By: Scott Sidway
Everyone has heard the term “digital footprint” by now. Heck, the concept is even being taught as early as middle school now.
But as a 27-year old (28 in just over a month) student that is going back to college for a second time that interacts with students between the ages of 18-22 regularly, I am starting to believe that many do not quite understand how impactful and long-lasting a digital footprint can be.
Think of it this way – when you walk in the sand or snow, your footprint sticks around for however long it takes for the next batch of snow or sand to cover it up.
Your digital footprint is more like walking through wet cement. That mark STAYS there for a long, long time (if not forever).

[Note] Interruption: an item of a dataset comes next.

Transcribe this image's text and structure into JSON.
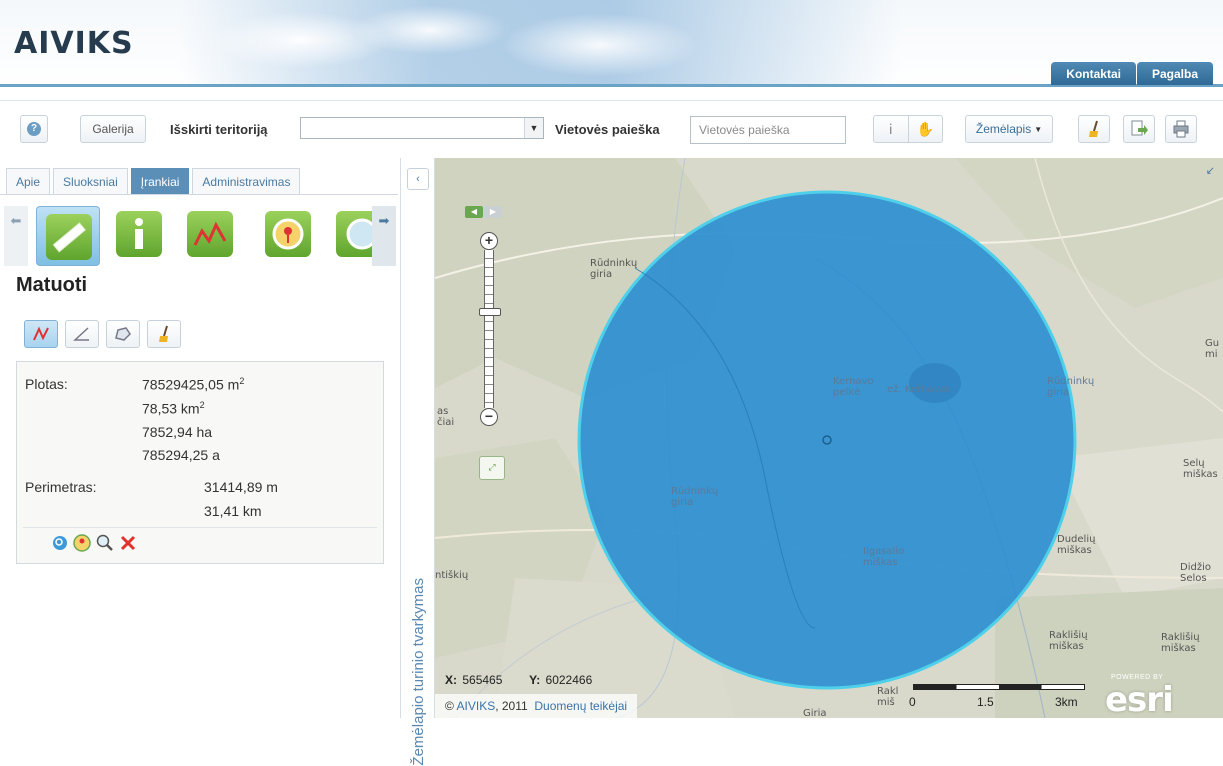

Because of the evolution of social media sites and how available they are to the younger generation, we are entering a world where more and more potential job-seekers will be more heavily scrutinized for old social media posts than ever before. Think about your personality and mindset as a 6th grader. Now pretend that sites like Facebook, Twitter, Instagram, Tumblr, and others at your disposal to flaunt your personality, air your dirty laundry, share your shenanigans with your friends, etc.
Maybe some of you that are reading this actually did have access to those sites in 6th grade. But whether you did use social media at that young of an age or not, it needs to be known that employers, now more than ever before, are using sites like Facebook and Twitter to judge whether or not a potential employee would be a good cultural fit for the company. According to the link (a blog by social media expert Kim Garst), 37% of employers use social media to make a hiring decision, and nearly 2 out of 3 at least checked social media sites to see if the candidate presented him or herself professionally.
Also in that link are tips on how to prep your “social media resume” prior to ever interviewing for a job, but I’ll let the blogger explain those tips more in depth.
The thing to remember though is that even while you may not be interviewing for a job now, in the next week, month, or any time in the foreseeable future, your digital footprint is still being examined by somebody. That “somebody” could be anyone from a bored friend at school to a headhunter that works for a recruiting firm whose sole purpose is to match candidates to companies.
And wouldn’t it be an absolute shame if someone dismisses your ability to be an effective employee because of a picture, video, or status you posted on Facebook before you even had a driver’s license?
Your job interview is happening right now, whether you know it or not.